Tucson Unified’s 60-day period to correct ARS §15-112 violation expires on March 4, 2015.
According to the Associated Press, Tucson Unified will not lose funding over its ethnic studies courses because they don’t actually violate a state ban, Douglas said Tuesday.
“Given TUSD’s cooperation with the monitoring process and evidence of their attempts to improve compliance with the statute, it is in the best interest of the district’s students to move forward without denying any state aid,” Douglas said in a press release. “I look forward to continuing our work with Superintendent H.T. Sanchez to ensure such a measure does not become necessary in the future and commend him on his efforts over the last two months.”
Last week in Arizona Public Media, Tucson Unified Superintendent said he has done everything the state required.
“We spent time tweaking some of the instructional delivery and had conversations on how to really tighten it up to align with the district curriculum,” Sanchez said to Arizona Public Media. “There were some places where it wasn’t to tightly aligned.
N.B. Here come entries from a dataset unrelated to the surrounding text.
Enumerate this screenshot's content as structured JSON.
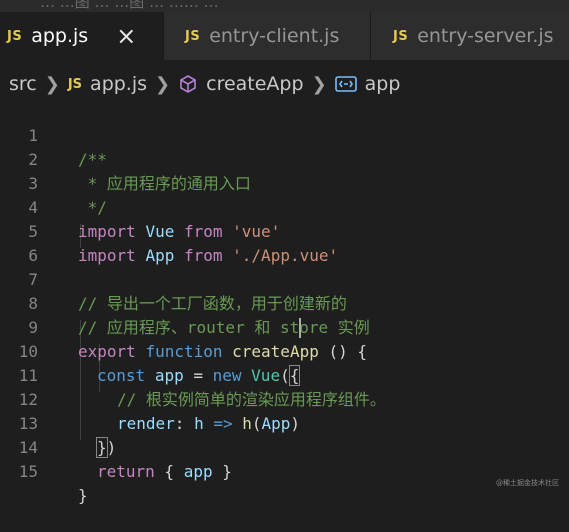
{
  "top_strip_text": "…   …图 …  …图 …  …… …",
  "tabs": [
    {
      "icon": "JS",
      "label": "app.js",
      "active": true,
      "close": "×"
    },
    {
      "icon": "JS",
      "label": "entry-client.js",
      "active": false
    },
    {
      "icon": "JS",
      "label": "entry-server.js",
      "active": false
    }
  ],
  "breadcrumb": {
    "folder": "src",
    "file_icon": "JS",
    "file": "app.js",
    "function": "createApp",
    "variable": "app"
  },
  "line_numbers": [
    "1",
    "2",
    "3",
    "4",
    "5",
    "6",
    "7",
    "8",
    "9",
    "10",
    "11",
    "12",
    "13",
    "14",
    "15"
  ],
  "code": {
    "l1": "/**",
    "l2": " * 应用程序的通用入口",
    "l3": " */",
    "l4_kw": "import",
    "l4_name": "Vue",
    "l4_from": "from",
    "l4_str": "'vue'",
    "l5_kw": "import",
    "l5_name": "App",
    "l5_from": "from",
    "l5_str": "'./App.vue'",
    "l7": "// 导出一个工厂函数，用于创建新的",
    "l8": "// 应用程序、router 和 store 实例",
    "l9_export": "export",
    "l9_function": "function",
    "l9_name": "createApp",
    "l9_rest": " () {",
    "l10_const": "const",
    "l10_var": "app",
    "l10_eq": " = ",
    "l10_new": "new",
    "l10_type": "Vue",
    "l10_paren": "(",
    "l10_brace": "{",
    "l11": "// 根实例简单的渲染应用程序组件。",
    "l12_prop": "render",
    "l12_colon": ": ",
    "l12_h": "h",
    "l12_arrow": " => ",
    "l12_call": "h",
    "l12_open": "(",
    "l12_arg": "App",
    "l12_close": ")",
    "l13_brace": "}",
    "l13_paren": ")",
    "l14_kw": "return",
    "l14_open": " { ",
    "l14_var": "app",
    "l14_close": " }",
    "l15": "}"
  },
  "watermark": "@稀土掘金技术社区"
}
We’ve gone to the level of collaboration that we needed to, so I’m hopeful.”
On his last day in office, former Superintendent John Huppenthal sent a letter to the Tucson district saying it is in violation of the law that prohibits schools from promoting overthrow of the government or a race-based agenda, in a story in The Arizona Republic.
Douglas and Sanchez met to discuss the issue in early January. Tucson Unified could have lost up to 10 percent of its state funding, or 14.2 million dollars for the district, if Douglas determined the classes still violate state law.
Douglas said the Arizona Department of Education concluded that the district-approved curricula do not violate statute, however, the department remains concerned that some teachers are not following the curricula.
As part of its monitoring process, the department reviewed the district’s curricula and classroom materials for culturally relevant ethnic studies including a list of approved reading materials and its policy regarding the use of enrichment materials unapproved by the district’s board. The department also conducted announced and unannounced visits to individual classrooms.
The department also considered the district’s past failures to maintain adherence to the curricula in its decision to continue its monitoring, Douglas said.
“Together we were able to avoid a costly loss of funding and I remain committed to improving culturally relevant classroom instruction so that in the future monitoring will no longer be required,” Sanchez said.